Medline ® Abstract for Reference 36
of 'Overview of hereditary breast and ovarian cancer syndromes'
Common polymorphisms in checkpoint kinase 2 are not associated with breast cancer risk.
Kuschel B, Auranen A, Gregory CS, Day NE, Easton DF, Ponder BA, Dunning AM, Pharoah PD
Cancer Epidemiol Biomarkers Prev. 2003;12(8):809.
A substantial proportion of the familial risk of breast cancer may be attributable to genetic variants each contributing a small effect. Polymorphisms in DNA repair genes are good candidates for such low penetrance breast cancer susceptibility alleles. Checkpoint kinase 2 (CHEK2) is a kinase in which the yeast counterpart regulates a cell cycle checkpoint and causes cells to arrest proliferation after DNA damage. A rare, protein truncating mutation in the CHEK2 gene has recently been shown to confer a modest risk of breast cancer. The aim of this study was to determine whether common polymorphic variants in CHEK2 are associated with an increase in breast cancer risk. We assessed two variants in CHEK2 using a case control study design (n = 1786 cases and 1828 controls).
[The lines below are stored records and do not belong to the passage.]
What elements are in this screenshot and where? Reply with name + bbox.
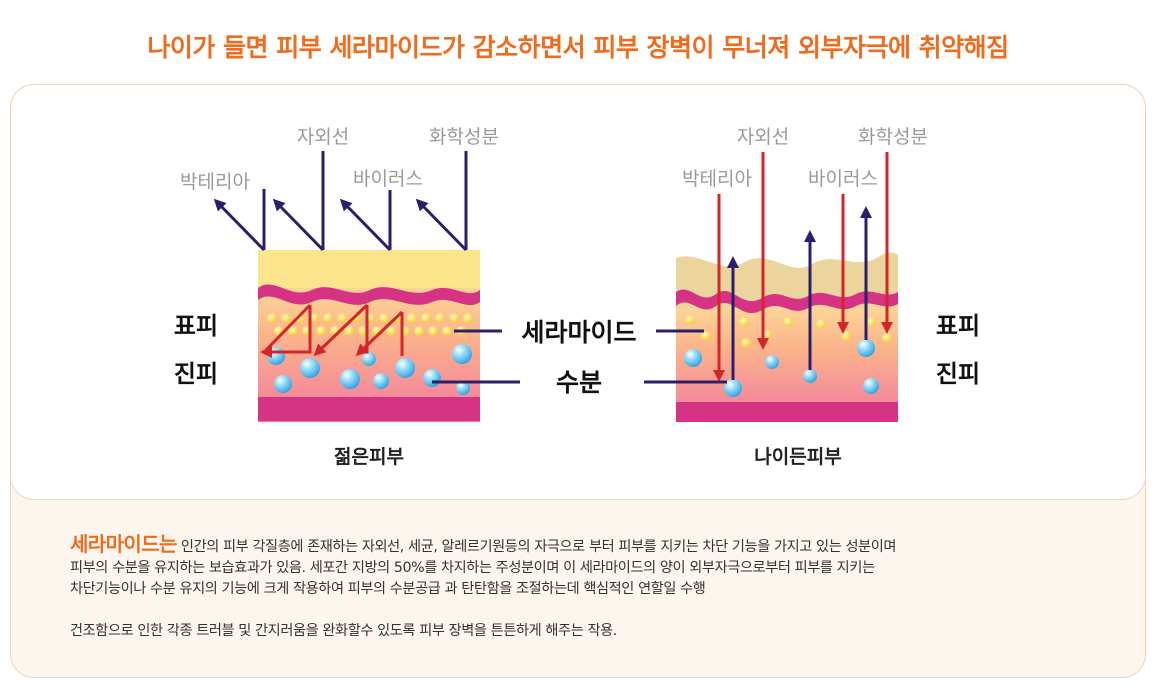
ceramide-dot xyxy=(841,331,851,341)
young-skin-block: 자외선 화학성분 박테리아 바이러스 젊은피부 xyxy=(180,126,499,468)
moisture-loss-arrow xyxy=(264,303,312,352)
young-uv-label: 자외선 xyxy=(297,126,349,148)
moisture-bubble xyxy=(456,381,470,395)
ceramide-dot xyxy=(351,313,361,323)
skin-comparison-diagram: 자외선 화학성분 박테리아 바이러스 젊은피부 xyxy=(174,126,980,468)
moisture-loss-arrow xyxy=(313,303,369,357)
virus-deflect-arrow xyxy=(339,198,392,252)
young-base-layer xyxy=(258,397,480,421)
moisture-bubble xyxy=(300,358,320,378)
ceramide-dot xyxy=(386,326,396,336)
young-ceramide-dots xyxy=(267,313,473,336)
aged-bacteria-label: 박테리아 xyxy=(682,168,752,190)
young-dermis-label: 진피 xyxy=(174,361,218,388)
young-basement-wave xyxy=(258,284,480,306)
ceramide-dot xyxy=(882,333,892,343)
young-skin-caption: 젊은피부 xyxy=(334,446,404,468)
moisture-bubble xyxy=(863,378,879,394)
aged-epidermis-label: 표피 xyxy=(936,313,980,340)
ceramide-dot xyxy=(783,317,793,327)
ceramide-dot xyxy=(866,317,876,327)
ceramide-dot xyxy=(288,326,298,336)
aged-moisture-loss-arrows xyxy=(727,206,872,380)
aged-skin-block: 자외선 화학성분 박테리아 바이러스 나이든피부 xyxy=(676,126,928,468)
moisture-bubble xyxy=(765,355,779,369)
ceramide-dot xyxy=(323,313,333,323)
young-chemical-label: 화학성분 xyxy=(429,126,499,148)
ceramide-dot xyxy=(295,313,305,323)
aged-skin-caption: 나이든피부 xyxy=(754,446,841,468)
bacteria-deflect-arrow xyxy=(213,198,266,252)
ceramide-label: 세라마이드 xyxy=(521,319,636,347)
moisture-loss-arrow xyxy=(260,305,312,358)
description-line-2: 피부의 수분을 유지하는 보습효과가 있음. 세포간 지방의 50%를 차지하는… xyxy=(70,560,875,576)
moisture-bubble xyxy=(724,379,742,397)
ceramide-dot xyxy=(428,326,438,336)
moisture-bubble xyxy=(395,358,415,378)
aged-moisture-bubbles xyxy=(684,339,879,397)
ceramide-dot xyxy=(316,326,326,336)
chemical-deflect-arrow xyxy=(415,198,468,252)
moisture-bubble xyxy=(857,339,875,357)
description-line-3: 차단기능이나 수분 유지의 기능에 크게 작용하여 피부의 수분공급 과 탄탄함… xyxy=(70,581,706,597)
ceramide-dot xyxy=(816,319,826,329)
ceramide-dot xyxy=(701,331,711,341)
aged-penetrating-arrows xyxy=(713,152,893,382)
ceramide-dot xyxy=(267,313,277,323)
young-deflected-arrows xyxy=(213,151,468,252)
young-epidermis-layer xyxy=(258,250,480,288)
young-epidermis-label: 표피 xyxy=(174,313,218,340)
ceramide-dot xyxy=(739,317,749,327)
ceramide-dot xyxy=(407,313,417,323)
aged-dermis-label: 진피 xyxy=(936,361,980,388)
description-line-4: 건조함으로 인한 각종 트러블 및 간지러움을 완화할수 있도록 피부 장벽을 … xyxy=(70,623,617,639)
ceramide-dot xyxy=(463,313,473,323)
description-text-1: 인간의 피부 각질층에 존재하는 자외선, 세균, 알레르기원등의 자극으로 부… xyxy=(176,539,897,555)
page-title: 나이가 들면 피부 세라마이드가 감소하면서 피부 장벽이 무너져 외부자극에 … xyxy=(147,33,1009,62)
ceramide-dot xyxy=(741,338,751,348)
aged-virus-label: 바이러스 xyxy=(808,168,878,190)
description-line-1: 세라마이드는 인간의 피부 각질층에 존재하는 자외선, 세균, 알레르기원등의… xyxy=(70,534,1100,558)
ceramide-dot xyxy=(344,326,354,336)
ceramide-dot xyxy=(435,313,445,323)
moisture-bubble xyxy=(423,369,441,387)
moisture-bubble xyxy=(684,349,702,367)
diagram-panel xyxy=(10,84,1146,500)
young-virus-label: 바이러스 xyxy=(353,168,423,190)
moisture-bubble xyxy=(373,373,389,389)
ceramide-dot xyxy=(379,313,389,323)
description-block: 세라마이드는 인간의 피부 각질층에 존재하는 자외선, 세균, 알레르기원등의… xyxy=(70,534,1100,642)
moisture-bubble xyxy=(267,347,285,365)
ceramide-dot xyxy=(449,313,459,323)
ceramide-dot xyxy=(685,315,695,325)
moisture-label: 수분 xyxy=(556,369,602,397)
young-moisture-arrows xyxy=(260,303,404,358)
moisture-bubble xyxy=(274,375,292,393)
ceramide-dot xyxy=(421,313,431,323)
ceramide-dot xyxy=(414,326,424,336)
ceramide-dot xyxy=(337,313,347,323)
moisture-bubble xyxy=(803,369,817,383)
moisture-bubble xyxy=(362,352,376,366)
uv-deflect-arrow xyxy=(272,198,325,252)
aged-chemical-label: 화학성분 xyxy=(858,126,928,148)
ceramide-dot xyxy=(281,313,291,323)
aged-base-layer xyxy=(676,402,898,422)
moisture-bubble xyxy=(452,344,472,364)
ceramide-highlight: 세라마이드는 xyxy=(70,532,177,556)
moisture-loss-arrow xyxy=(355,310,404,357)
young-bacteria-label: 박테리아 xyxy=(180,171,250,193)
ceramide-dot xyxy=(442,326,452,336)
aged-uv-label: 자외선 xyxy=(737,126,789,148)
moisture-bubble xyxy=(340,369,360,389)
No differences in genotype frequencies were found between cases and control for either the IVS1 + 38insa or the a1013g polymorphisms (P = 0.3 and 0.2 respectively), and no genotype-specific risk was significantly different from unity. The haplotype frequency distribution in cases and controls were also similar (P = 0.3). We conclude that the CHEK2 polymorphisms IVS + 1a and a1013g do not confer an increased risk of breast cancer. It is also unlikely that other, as yet unidentified, common polymorphisms that affect risk are presentin the gene in the British population.
Cancer Research UK Human Cancer Genetics Research Group, Department of Oncology, Strangeways Research Laboratories, Cambridge CB1 8RN, United Kingdom.